Aus diesem Grund finde ich es für "Anfänger" (was GUI Programmierung angeht) falsch mit WindowBuilder anzufangen. Da es nur einfaches "klicki-klacki" ist und der WB (oder auch andere) zeigen es vl richtig an, aber den Code dahinter verstehen dann die wenigstens 

Aber besser jetzt einarbeiten als später wo man wahrscheinlich viel weniger Lust dazu haben wird.
Jedes hat seine Tücken aber eben auch seine Vorteile! Wenn man es richtig einsetzt kann man wunderbare UIs zaubern 



xyss hat gesagt.:


> Das Ganze ist wie gesagt aufgebaut aus dem P-Panel(Screen) (das Große, auf welchem auch die Buttons sind), und aus dem GameScreen (den Teil mit dem blauen Hintergrund). Mein Problem ist nun, dass, sobald ich auf einen Bereich des P-Panels klicke, sei es nun ein Button oder einfach eine weiße Fläche, verliere ich den Focus auf den GameScreen. Also funktionieren die Keypress-Events nicht mehr... wie kann ich das lösen?

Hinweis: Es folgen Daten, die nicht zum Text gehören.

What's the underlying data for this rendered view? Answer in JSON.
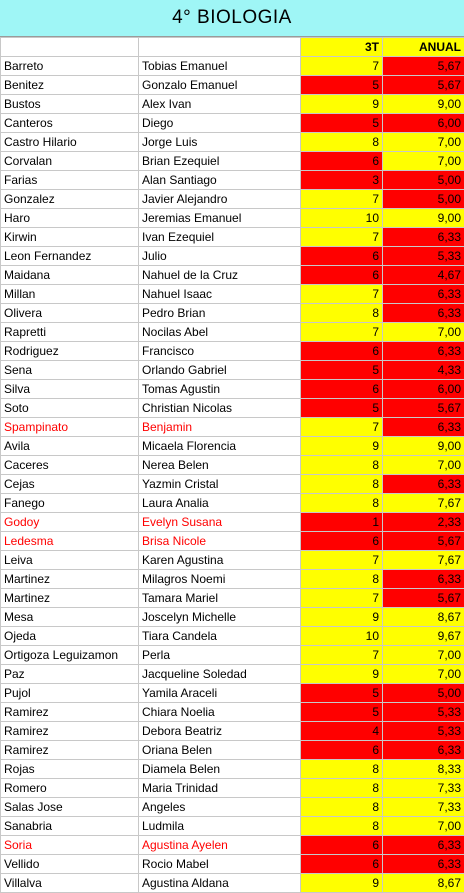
{
  "title": "4° BIOLOGIA",
  "colors": {
    "title_bg": "#9ff6f6",
    "pass": "#ffff00",
    "fail": "#ff0000",
    "flagged_text": "#ff0000"
  },
  "headers": {
    "apellido": "",
    "nombre": "",
    "trimestre": "3T",
    "anual": "ANUAL"
  },
  "rows": [
    {
      "apellido": "Barreto",
      "nombre": "Tobias Emanuel",
      "t3": "7",
      "anual": "5,67",
      "t3_status": "pass",
      "anual_status": "fail",
      "flagged": false
    },
    {
      "apellido": "Benitez",
      "nombre": "Gonzalo Emanuel",
      "t3": "5",
      "anual": "5,67",
      "t3_status": "fail",
      "anual_status": "fail",
      "flagged": false
    },
    {
      "apellido": "Bustos",
      "nombre": "Alex Ivan",
      "t3": "9",
      "anual": "9,00",
      "t3_status": "pass",
      "anual_status": "pass",
      "flagged": false
    },
    {
      "apellido": "Canteros",
      "nombre": "Diego",
      "t3": "5",
      "anual": "6,00",
      "t3_status": "fail",
      "anual_status": "fail",
      "flagged": false
    },
    {
      "apellido": "Castro Hilario",
      "nombre": "Jorge Luis",
      "t3": "8",
      "anual": "7,00",
      "t3_status": "pass",
      "anual_status": "pass",
      "flagged": false
    },
    {
      "apellido": "Corvalan",
      "nombre": "Brian Ezequiel",
      "t3": "6",
      "anual": "7,00",
      "t3_status": "fail",
      "anual_status": "pass",
      "flagged": false
    },
    {
      "apellido": "Farias",
      "nombre": "Alan Santiago",
      "t3": "3",
      "anual": "5,00",
      "t3_status": "fail",
      "anual_status": "fail",
      "flagged": false
    },
    {
      "apellido": "Gonzalez",
      "nombre": "Javier Alejandro",
      "t3": "7",
      "anual": "5,00",
      "t3_status": "pass",
      "anual_status": "fail",
      "flagged": false
    },
    {
      "apellido": "Haro",
      "nombre": "Jeremias Emanuel",
      "t3": "10",
      "anual": "9,00",
      "t3_status": "pass",
      "anual_status": "pass",
      "flagged": false
    },
    {
      "apellido": "Kirwin",
      "nombre": "Ivan Ezequiel",
      "t3": "7",
      "anual": "6,33",
      "t3_status": "pass",
      "anual_status": "fail",
      "flagged": false
    },
    {
      "apellido": "Leon Fernandez",
      "nombre": "Julio",
      "t3": "6",
      "anual": "5,33",
      "t3_status": "fail",
      "anual_status": "fail",
      "flagged": false
    },
    {
      "apellido": "Maidana",
      "nombre": "Nahuel de la Cruz",
      "t3": "6",
      "anual": "4,67",
      "t3_status": "fail",
      "anual_status": "fail",
      "flagged": false
    },
    {
      "apellido": "Millan",
      "nombre": "Nahuel Isaac",
      "t3": "7",
      "anual": "6,33",
      "t3_status": "pass",
      "anual_status": "fail",
      "flagged": false
    },
    {
      "apellido": "Olivera",
      "nombre": "Pedro Brian",
      "t3": "8",
      "anual": "6,33",
      "t3_status": "pass",
      "anual_status": "fail",
      "flagged": false
    },
    {
      "apellido": "Rapretti",
      "nombre": "Nocilas Abel",
      "t3": "7",
      "anual": "7,00",
      "t3_status": "pass",
      "anual_status": "pass",
      "flagged": false
    },
    {
      "apellido": "Rodriguez",
      "nombre": "Francisco",
      "t3": "6",
      "anual": "6,33",
      "t3_status": "fail",
      "anual_status": "fail",
      "flagged": false
    },
    {
      "apellido": "Sena",
      "nombre": "Orlando Gabriel",
      "t3": "5",
      "anual": "4,33",
      "t3_status": "fail",
      "anual_status": "fail",
      "flagged": false
    },
    {
      "apellido": "Silva",
      "nombre": "Tomas Agustin",
      "t3": "6",
      "anual": "6,00",
      "t3_status": "fail",
      "anual_status": "fail",
      "flagged": false
    },
    {
      "apellido": "Soto",
      "nombre": "Christian Nicolas",
      "t3": "5",
      "anual": "5,67",
      "t3_status": "fail",
      "anual_status": "fail",
      "flagged": false
    },
    {
      "apellido": "Spampinato",
      "nombre": "Benjamin",
      "t3": "7",
      "anual": "6,33",
      "t3_status": "pass",
      "anual_status": "fail",
      "flagged": true
    },
    {
      "apellido": "Avila",
      "nombre": "Micaela Florencia",
      "t3": "9",
      "anual": "9,00",
      "t3_status": "pass",
      "anual_status": "pass",
      "flagged": false
    },
    {
      "apellido": "Caceres",
      "nombre": "Nerea Belen",
      "t3": "8",
      "anual": "7,00",
      "t3_status": "pass",
      "anual_status": "pass",
      "flagged": false
    },
    {
      "apellido": "Cejas",
      "nombre": "Yazmin Cristal",
      "t3": "8",
      "anual": "6,33",
      "t3_status": "pass",
      "anual_status": "fail",
      "flagged": false
    },
    {
      "apellido": "Fanego",
      "nombre": "Laura Analia",
      "t3": "8",
      "anual": "7,67",
      "t3_status": "pass",
      "anual_status": "pass",
      "flagged": false
    },
    {
      "apellido": "Godoy",
      "nombre": "Evelyn Susana",
      "t3": "1",
      "anual": "2,33",
      "t3_status": "fail",
      "anual_status": "fail",
      "flagged": true
    },
    {
      "apellido": "Ledesma",
      "nombre": "Brisa Nicole",
      "t3": "6",
      "anual": "5,67",
      "t3_status": "fail",
      "anual_status": "fail",
      "flagged": true
    },
    {
      "apellido": "Leiva",
      "nombre": "Karen Agustina",
      "t3": "7",
      "anual": "7,67",
      "t3_status": "pass",
      "anual_status": "pass",
      "flagged": false
    },
    {
      "apellido": "Martinez",
      "nombre": "Milagros Noemi",
      "t3": "8",
      "anual": "6,33",
      "t3_status": "pass",
      "anual_status": "fail",
      "flagged": false
    },
    {
      "apellido": "Martinez",
      "nombre": "Tamara Mariel",
      "t3": "7",
      "anual": "5,67",
      "t3_status": "pass",
      "anual_status": "fail",
      "flagged": false
    },
    {
      "apellido": "Mesa",
      "nombre": "Joscelyn Michelle",
      "t3": "9",
      "anual": "8,67",
      "t3_status": "pass",
      "anual_status": "pass",
      "flagged": false
    },
    {
      "apellido": "Ojeda",
      "nombre": "Tiara Candela",
      "t3": "10",
      "anual": "9,67",
      "t3_status": "pass",
      "anual_status": "pass",
      "flagged": false
    },
    {
      "apellido": "Ortigoza Leguizamon",
      "nombre": "Perla",
      "t3": "7",
      "anual": "7,00",
      "t3_status": "pass",
      "anual_status": "pass",
      "flagged": false
    },
    {
      "apellido": "Paz",
      "nombre": "Jacqueline Soledad",
      "t3": "9",
      "anual": "7,00",
      "t3_status": "pass",
      "anual_status": "pass",
      "flagged": false
    },
    {
      "apellido": "Pujol",
      "nombre": "Yamila Araceli",
      "t3": "5",
      "anual": "5,00",
      "t3_status": "fail",
      "anual_status": "fail",
      "flagged": false
    },
    {
      "apellido": "Ramirez",
      "nombre": "Chiara Noelia",
      "t3": "5",
      "anual": "5,33",
      "t3_status": "fail",
      "anual_status": "fail",
      "flagged": false
    },
    {
      "apellido": "Ramirez",
      "nombre": "Debora Beatriz",
      "t3": "4",
      "anual": "5,33",
      "t3_status": "fail",
      "anual_status": "fail",
      "flagged": false
    },
    {
      "apellido": "Ramirez",
      "nombre": "Oriana Belen",
      "t3": "6",
      "anual": "6,33",
      "t3_status": "fail",
      "anual_status": "fail",
      "flagged": false
    },
    {
      "apellido": "Rojas",
      "nombre": "Diamela Belen",
      "t3": "8",
      "anual": "8,33",
      "t3_status": "pass",
      "anual_status": "pass",
      "flagged": false
    },
    {
      "apellido": "Romero",
      "nombre": "Maria Trinidad",
      "t3": "8",
      "anual": "7,33",
      "t3_status": "pass",
      "anual_status": "pass",
      "flagged": false
    },
    {
      "apellido": "Salas Jose",
      "nombre": "Angeles",
      "t3": "8",
      "anual": "7,33",
      "t3_status": "pass",
      "anual_status": "pass",
      "flagged": false
    },
    {
      "apellido": "Sanabria",
      "nombre": "Ludmila",
      "t3": "8",
      "anual": "7,00",
      "t3_status": "pass",
      "anual_status": "pass",
      "flagged": false
    },
    {
      "apellido": "Soria",
      "nombre": "Agustina Ayelen",
      "t3": "6",
      "anual": "6,33",
      "t3_status": "fail",
      "anual_status": "fail",
      "flagged": true
    },
    {
      "apellido": "Vellido",
      "nombre": "Rocio Mabel",
      "t3": "6",
      "anual": "6,33",
      "t3_status": "fail",
      "anual_status": "fail",
      "flagged": false
    },
    {
      "apellido": "Villalva",
      "nombre": "Agustina Aldana",
      "t3": "9",
      "anual": "8,67",
      "t3_status": "pass",
      "anual_status": "pass",
      "flagged": false
    }
  ]
}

Einerseits glaube ich kann man Komponenten als Default-Focus festlegen, andererseits kannst du nach dem Button Event doch den Focus wieder per Code auf deinen GameScreen legen.


----------



## xyss (6. Aug 2014)

Ich kenn nur die Methode requestFocus() bzw requestFocusInWindow(), und bei denen hat sich nichts getan 


Dass es falsch war mit dem WindowBuilder anzufangen, habe ich ziemlich schnell gemerkt, ich glaube, ich habe 2 Programme mit dem Teil gemacht und mich dann lieber selbst befasst... 

Ein paar kleine Fragen am Rande:

Braucht man beim Frame setBounds() ? An sich reicht doch setPreferredSize(), oder nicht? 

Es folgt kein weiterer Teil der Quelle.